The Future of the Data Engineer. Is the data engineer still the "worst"
- by Simon Harris
- May 14, 2023
- 2 mins
A few years ago, we had our first go at developing a concrete Data Engineering strategy.
This article I read this morning was validating as it touches on many of the challenges we identified and tried to address as part of our Data “Playbook”:
- Data engineers operate on a myriad fronts and to any one partner or stakeholder, it can seem like people are always working on other things.
- The Data Warehouse reflects the organisation. Chaos in, chaos out. Lack of consensus in, lack of consensus out.
- Data as a product, explicit and distributed governance and use of data, and modern tooling.
- Move away from just getting things done, to more traditional Engineering practices. That takes time.
Some of the data engineer’s biggest challenges: the job was hard, the respect was minimal, and the connection between their work and the actual insights generated were obvious but rarely recognized. Being a data engineer was a thankless but increasingly important job, with teams straddling between building infrastructure, running jobs, and fielding ad-hoc requests from the analytics and BI teams. As a result, being a data engineer was both a blessing and a curse. In fact, in Maxime’s opinion, the data engineer was the “worst seat at the table.”
[…]
It’s widely accepted that governance is distributed. Every team has their own analytic domain they own, forcing decentralized team structures around broadly standardized definitions of what “good” data looks like.
[…]
The data warehouse is the mirror of the organization in many ways.
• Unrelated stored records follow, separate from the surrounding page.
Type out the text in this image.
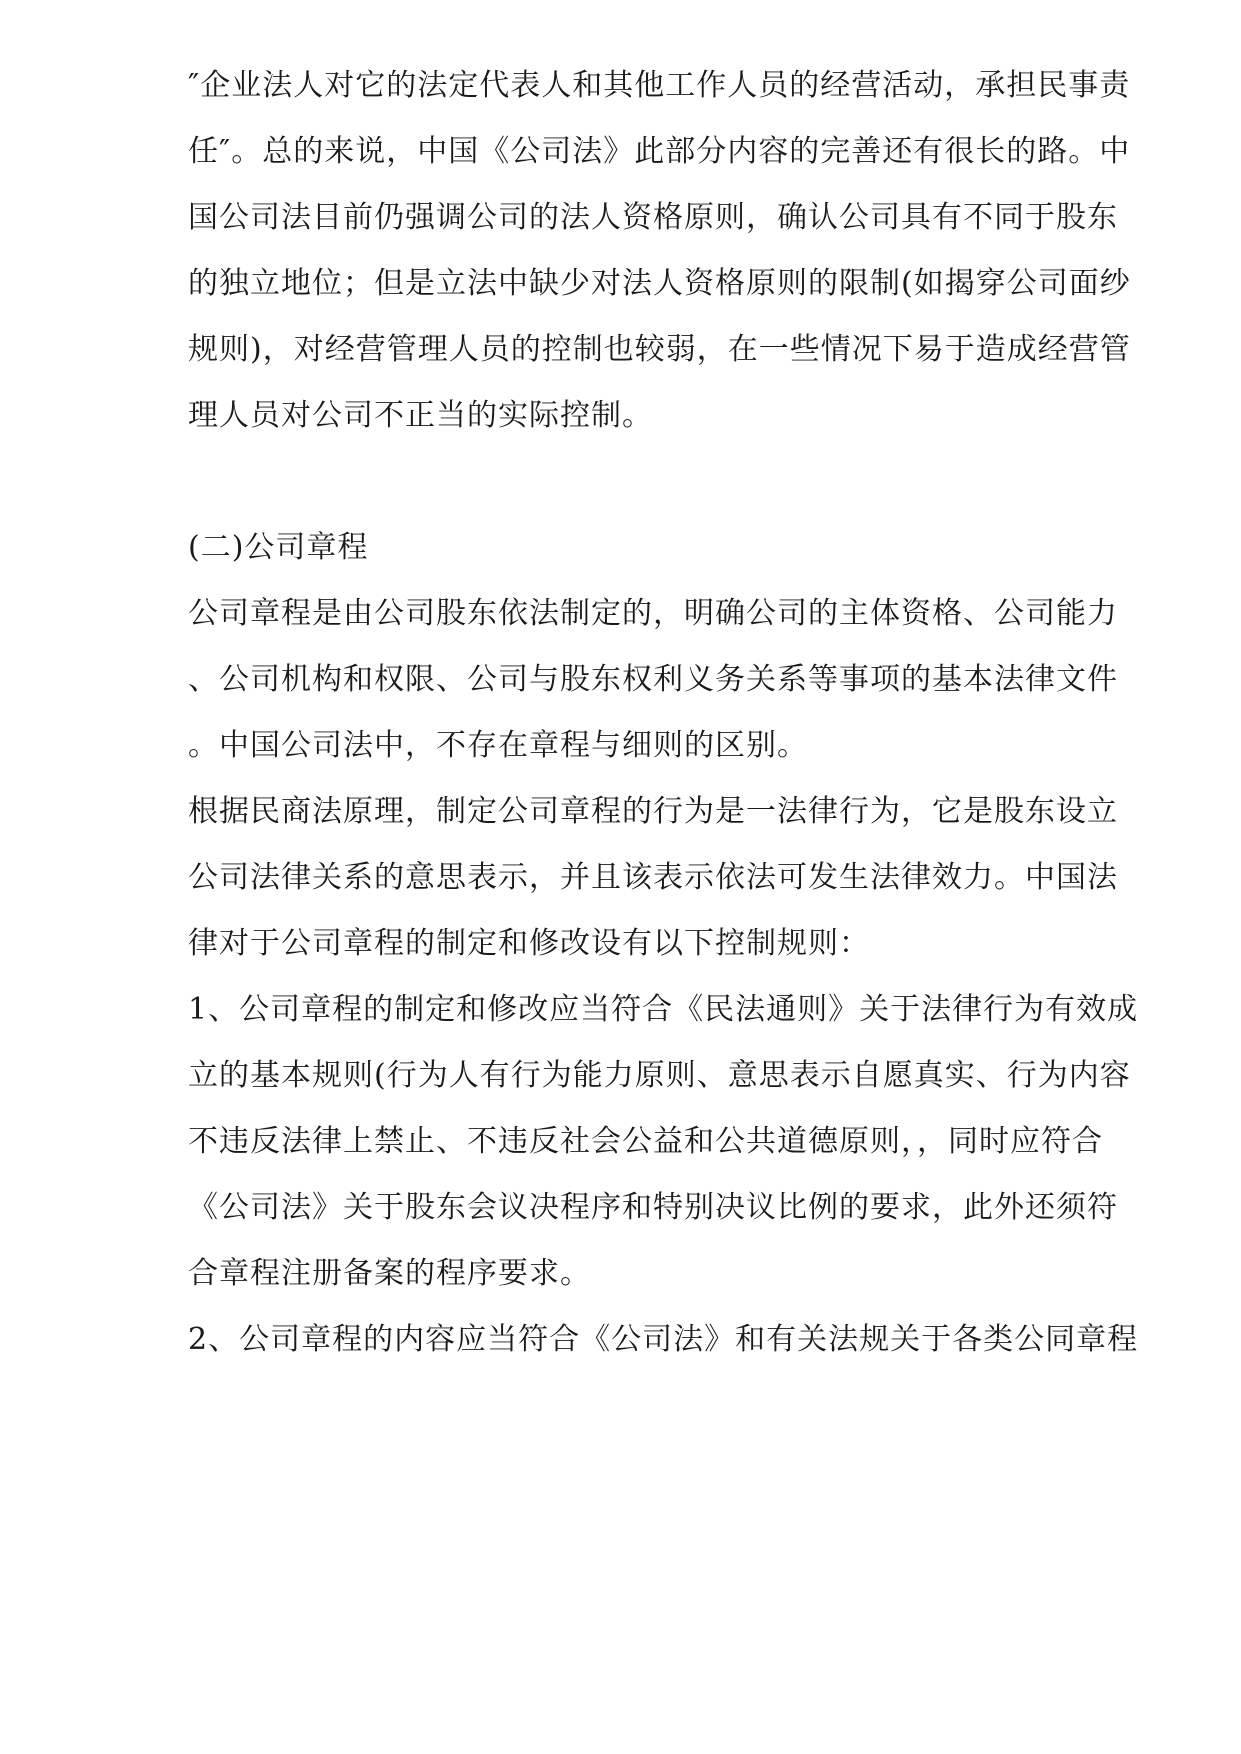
″企业法人对它的法定代表人和其他工作人员的经营活动，承担民事责
任″。总的来说，中国《公司法》此部分内容的完善还有很长的路。中
国公司法目前仍强调公司的法人资格原则，确认公司具有不同于股东
的独立地位；但是立法中缺少对法人资格原则的限制(如揭穿公司面纱
规则)，对经营管理人员的控制也较弱，在一些情况下易于造成经营管
理人员对公司不正当的实际控制。
(二)公司章程
公司章程是由公司股东依法制定的，明确公司的主体资格、公司能力
、公司机构和权限、公司与股东权利义务关系等事项的基本法律文件
。中国公司法中，不存在章程与细则的区别。
根据民商法原理，制定公司章程的行为是一法律行为，它是股东设立
公司法律关系的意思表示，并且该表示依法可发生法律效力。中国法
律对于公司章程的制定和修改设有以下控制规则：
1、公司章程的制定和修改应当符合《民法通则》关于法律行为有效成
立的基本规则(行为人有行为能力原则、意思表示自愿真实、行为内容
不违反法律上禁止、不违反社会公益和公共道德原则，，同时应符合
《公司法》关于股东会议决程序和特别决议比例的要求，此外还须符
合章程注册备案的程序要求。
2、公司章程的内容应当符合《公司法》和有关法规关于各类公同章程
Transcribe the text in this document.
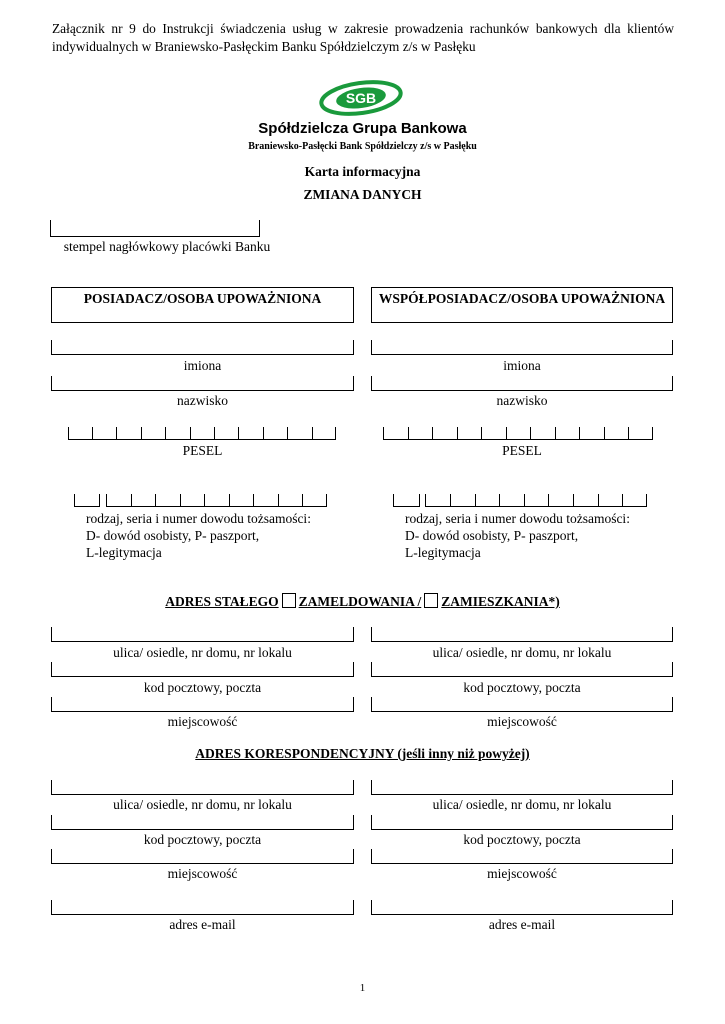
Załącznik nr 9 do Instrukcji świadczenia usług w zakresie prowadzenia rachunków bankowych dla klientów indywidualnych w Braniewsko-Pasłęckim Banku Spółdzielczym z/s w Pasłęku
SGB
Spółdzielcza Grupa Bankowa
Braniewsko-Pasłęcki Bank Spółdzielczy z/s w Pasłęku
Karta informacyjna
ZMIANA DANYCH
stempel nagłówkowy placówki Banku
POSIADACZ/OSOBA UPOWAŻNIONA	WSPÓŁPOSIADACZ/OSOBA UPOWAŻNIONA
imiona
nazwisko
PESEL
rodzaj, seria i numer dowodu tożsamości:
D- dowód osobisty, P- paszport,
L-legitymacja
imiona
nazwisko
PESEL
rodzaj, seria i numer dowodu tożsamości:
D- dowód osobisty, P- paszport,
L-legitymacja
ADRES STAŁEGO ZAMELDOWANIA / ZAMIESZKANIA*)
ulica/ osiedle, nr domu, nr lokalu
kod pocztowy, poczta
miejscowość
ulica/ osiedle, nr domu, nr lokalu
kod pocztowy, poczta
miejscowość
ADRES KORESPONDENCYJNY (jeśli inny niż powyżej)
ulica/ osiedle, nr domu, nr lokalu
kod pocztowy, poczta
miejscowość
adres e-mail
ulica/ osiedle, nr domu, nr lokalu
kod pocztowy, poczta
miejscowość
adres e-mail
1
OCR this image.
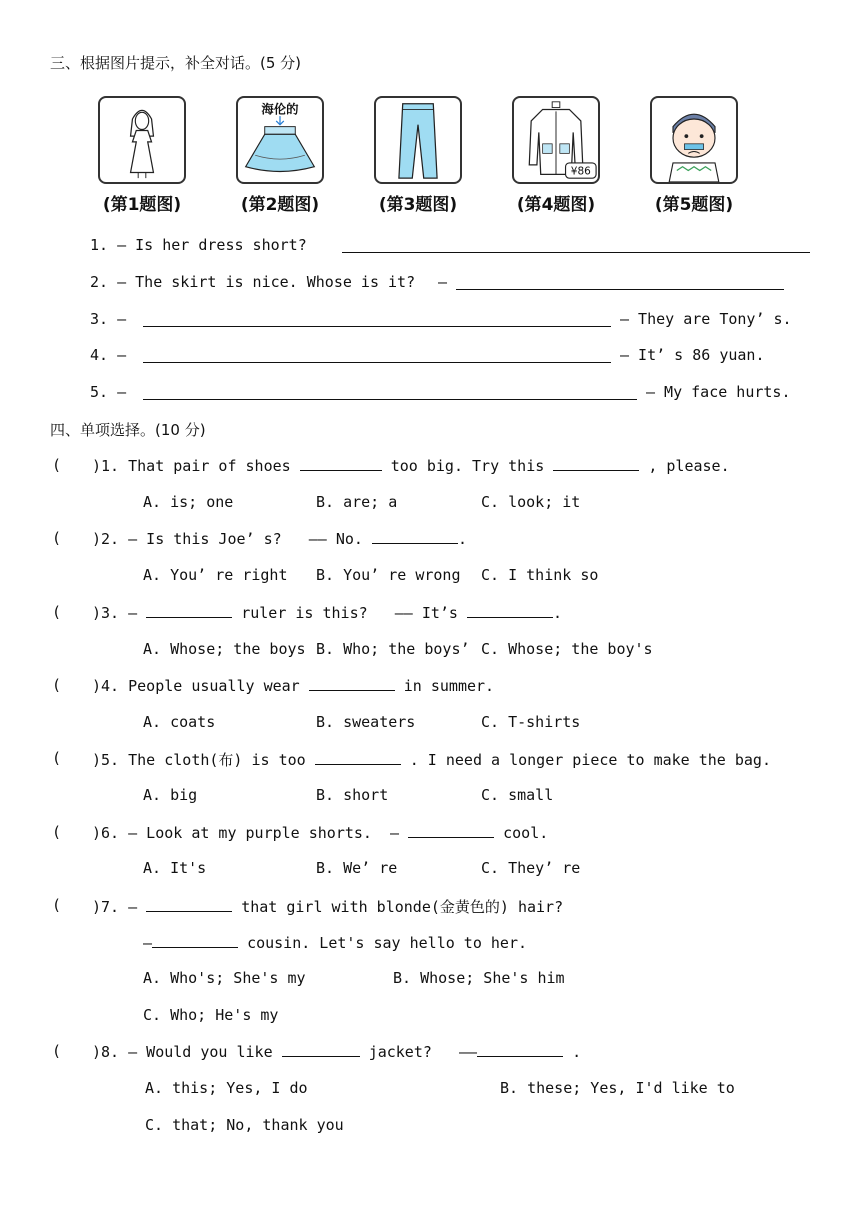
三、根据图片提示，补全对话。(5 分)
(第1题图)
海伦的
(第2题图)	(第3题图)
¥86
(第4题图)	(第5题图)
1. — Is her dress short?
2. — The skirt is nice. Whose is it? —
3. —	— They are Tony’ s.
4. —	— It’ s 86 yuan.
5. —	— My face hurts.
四、单项选择。(10 分)
( )1. That pair of shoes	too big. Try this	, please.
A. is; one	B. are; a	C. look; it
( )2. — Is this Joe’ s? —— No.	.
A. You’ re right B. You’ re wrong C. I think so
( )3. —	ruler is this? —— It’s	.
A. Whose; the boys B. Who; the boys’ C. Whose; the boy's
( )4. People usually wear	in summer.
A. coats	B. sweaters	C. T-shirts
( )5. The cloth(布) is too	. I need a longer piece to make the bag.
A. big	B. short	C. small
( )6. — Look at my purple shorts. —	cool.
A. It's	B. We’ re	C. They’ re
( )7. —	that girl with blonde(金黄色的) hair?
—	cousin. Let's say hello to her.
A. Who's; She's my	B. Whose; She's him
C. Who; He's my
( )8. — Would you like	jacket? ——	.
A. this; Yes, I do	B. these; Yes, I'd like to
C. that; No, thank you
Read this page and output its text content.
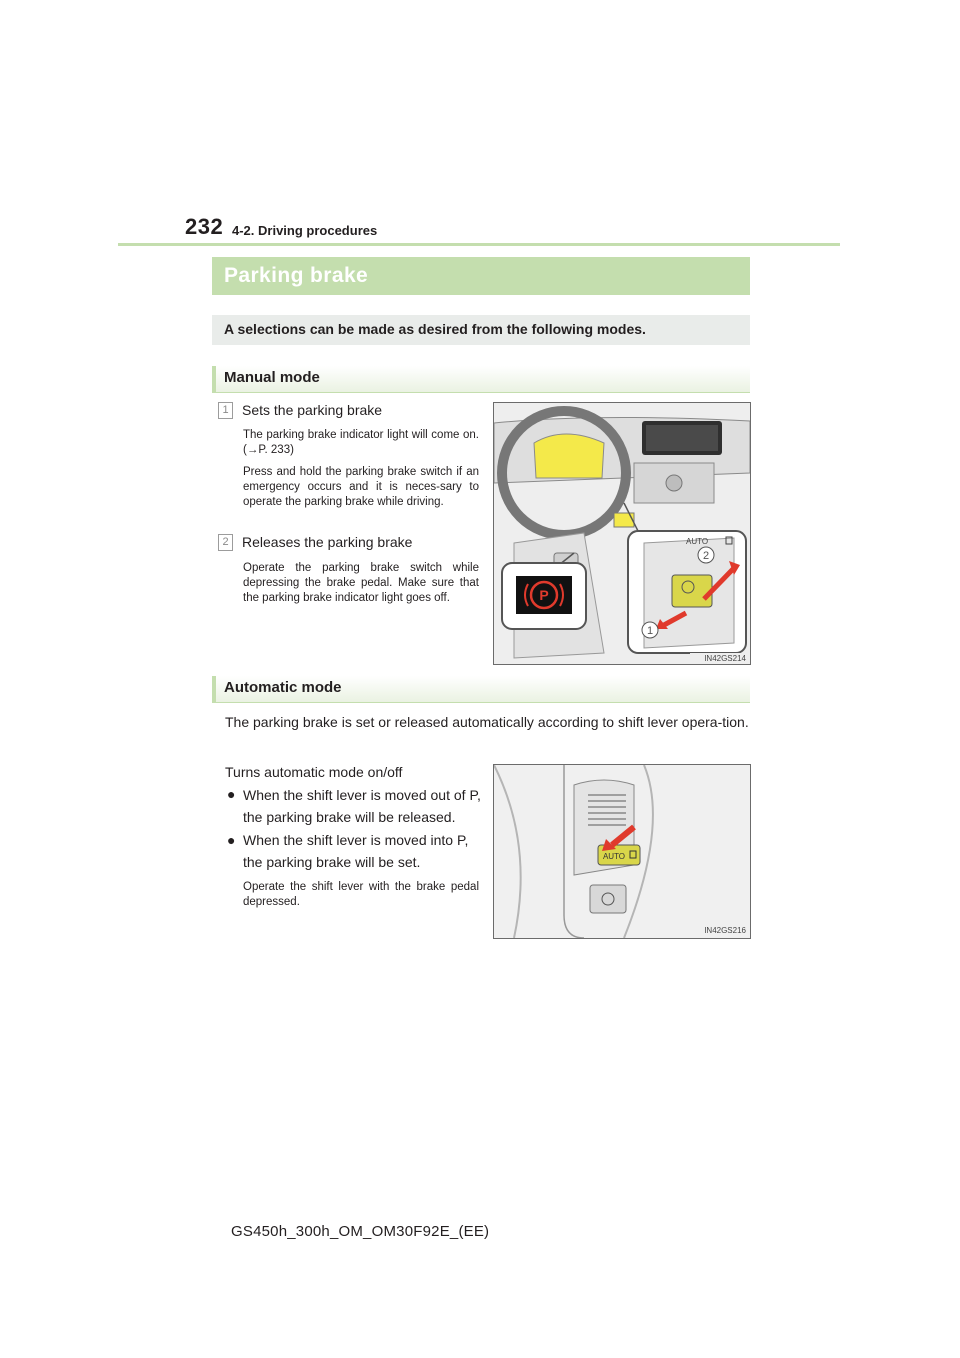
232 4-2. Driving procedures
Parking brake
A selections can be made as desired from the following modes.
Manual mode
1 Sets the parking brake
The parking brake indicator light will come on. (→P. 233)
Press and hold the parking brake switch if an emergency occurs and it is neces-sary to operate the parking brake while driving.
2 Releases the parking brake
Operate the parking brake switch while depressing the brake pedal. Make sure that the parking brake indicator light goes off.	P
AUTO
2
1
IN42GS214
Automatic mode
The parking brake is set or released automatically according to shift lever opera-tion.
Turns automatic mode on/off
● When the shift lever is moved out of P, the parking brake will be released.
● When the shift lever is moved into P, the parking brake will be set.
Operate the shift lever with the brake pedal depressed.
AUTO
IN42GS216
GS450h_300h_OM_OM30F92E_(EE)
If people don’t agree on what they call things in the data warehouse or what the definition of a metric is, then this lack of consensus will be reflected downstream.
[…]
It’s not necessarily the sole responsibility of the data team to find consensus for the business, particularly if the data is being used across the company in different ways.
[…]
Nowadays, data teams are increasingly relying on DevOps and software engineering best practices to build stronger tooling and cultures that prioritize communication and data reliability.
[…]
While data team reporting structure and operational hierarchy is becoming more and more vertical, the scope of the data engineer is becoming increasingly horizontal and focused on performance and reliability — which is ultimately a good thing.
[…]
With the rise of these new technologies and workflows, engineers also have a fantastic opportunity to own the movement towards treating data like a product.